The kitchen-nodes plugin automatically generates a node file when a test instance is provisioned by test-kitchen. Provisioning occurs at the very beginning of the converge operation. kitchen-nodes populates the node's json file with ip address, platform, and run list. Here are the two nodes' json files generated in my tests:

{
  "id": "server-community-ubuntu-1204",
  "automatic": {
    "ipaddress": "172.28.128.3",
    "platform": "ubuntu"
  },
  "run_list": [
    "recipe[couchbase-tests::ipaddress]",
    "recipe[couchbase::server]",
    "recipe[export-node]"
  ]
}

{
  "id": "second-node-ubuntu-1204",
  "automatic": {
    "ipaddress": "172.17.128.4",
    "platform": "ubuntu"
  },
  "run_list": [
    "recipe[apt]",
    "recipe[couchbase-tests::ipaddress]",
    "recipe[couchbase-tests::default]",
    "recipe[export-node]"
  ]
}

During provisioning, kitchen-nodes will either use SSH or WinRM depending on the test instance platform to interrogate its interfaces for an IP that is accessible to the host. On windows, this information is retrieved using a few powershell cmdlets and on *Nix instances either ifconfig or ip addr show is used depending on what is available on that distro. There may be several interfaces but kitchen-nodes will only choose an ipv4 ip that can be pinged from the host.

Testing that we joined the correct cluster

So how do we test that we actually found the correct node? We cant write a serverspec test using a hard coded IP. We use a testing recipe, export-node, that dumps the entire node object to a json file. Our test recipe run by the second node stores the primary node's IP in a node attribute as we saw further above.

Here is an instant replay:

node.normal["couchbase-tests"]["primary_ip"] = primary[0]['ipaddress']

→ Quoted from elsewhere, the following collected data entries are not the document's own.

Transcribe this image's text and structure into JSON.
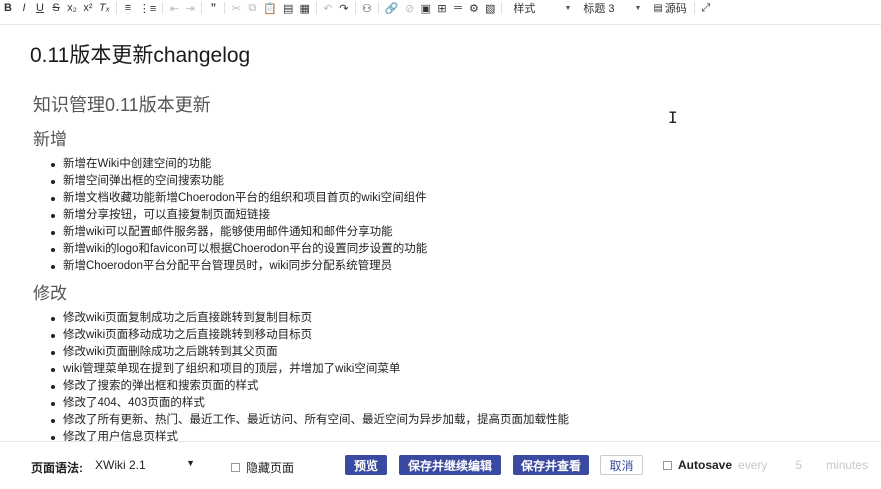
{
  "toolbar": {
    "style_combo": "样式",
    "heading_combo": "标题 3",
    "source_label": "源码"
  },
  "document": {
    "title": "0.11版本更新changelog",
    "main_heading": "知识管理0.11版本更新",
    "sections": [
      {
        "heading": "新增",
        "items": [
          "新增在Wiki中创建空间的功能",
          "新增空间弹出框的空间搜索功能",
          "新增文档收藏功能新增Choerodon平台的组织和项目首页的wiki空间组件",
          "新增分享按钮，可以直接复制页面短链接",
          "新增wiki可以配置邮件服务器，能够使用邮件通知和邮件分享功能",
          "新增wiki的logo和favicon可以根据Choerodon平台的设置同步设置的功能",
          "新增Choerodon平台分配平台管理员时，wiki同步分配系统管理员"
        ]
      },
      {
        "heading": "修改",
        "items": [
          "修改wiki页面复制成功之后直接跳转到复制目标页",
          "修改wiki页面移动成功之后直接跳转到移动目标页",
          "修改wiki页面删除成功之后跳转到其父页面",
          "wiki管理菜单现在提到了组织和项目的顶层，并增加了wiki空间菜单",
          "修改了搜索的弹出框和搜索页面的样式",
          "修改了404、403页面的样式",
          "修改了所有更新、热门、最近工作、最近访问、所有空间、最近空间为异步加载，提高页面加载性能",
          "修改了用户信息页样式"
        ]
      }
    ]
  },
  "bottombar": {
    "syntax_label": "页面语法:",
    "syntax_value": "XWiki 2.1",
    "hide_page_label": "隐藏页面",
    "preview_label": "预览",
    "save_continue_label": "保存并继续编辑",
    "save_view_label": "保存并查看",
    "cancel_label": "取消",
    "autosave_label": "Autosave",
    "autosave_every": "every",
    "autosave_minutes_value": "5",
    "autosave_minutes_label": "minutes"
  },
  "colors": {
    "primary_button": "#3a4aa0",
    "heading_gray": "#555555"
  }
}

So when the export-node cookbook dumps the node data, that IP address will be included. Here is the test that validates the node join:

describe "cluster" do
  let(:node) { JSON.parse(IO.read(File.join(ENV["TEMP"] || "/tmp", "kitchen/chef_node.json"))) }
  let(:response) do
    resp = Net::HTTP.start node["normal"]["couchbase-tests"]["primary_ip"], 8091 do |http|
      request = Net::HTTP::Get.new "/pools/default"
      request.basic_auth "Administrator", "whatever"
      http.request request
    end
    JSON.parse(resp.body)
  end

  it "has found the priary node and it is not itself" do
    expect(node["normal"]["couchbase-tests"]["primary_ip"]).not_to eq(node['automatic']['ipaddress'])
  end

  it "has joined the primary cluster" do
    joined = false
    response['nodes'].each do |cluster_node|
      if cluster_node['hostname'] == "#{node['automatic']['ipaddress']}:8091"
        joined =  true
      end
    end

    expect(joined).to be true
  end
end

The export-nodes cookbook dumps the node json to a file named chef-node.json in the kitchen temp folder. So our test pulls the ip that was returned by the chef search from here. It makes sure that it is in fact a different node from its own IP and then issues a couchbase API request to that node to return all nodes in its cluster. Our test passes as long as the second node is included in the returned node list.

Testing all the things

I find this helpful and reassuring that I can include my node interactions into my tests. Test-Kitchen's coverage can indeed extend well beyond the boundaries of a single node.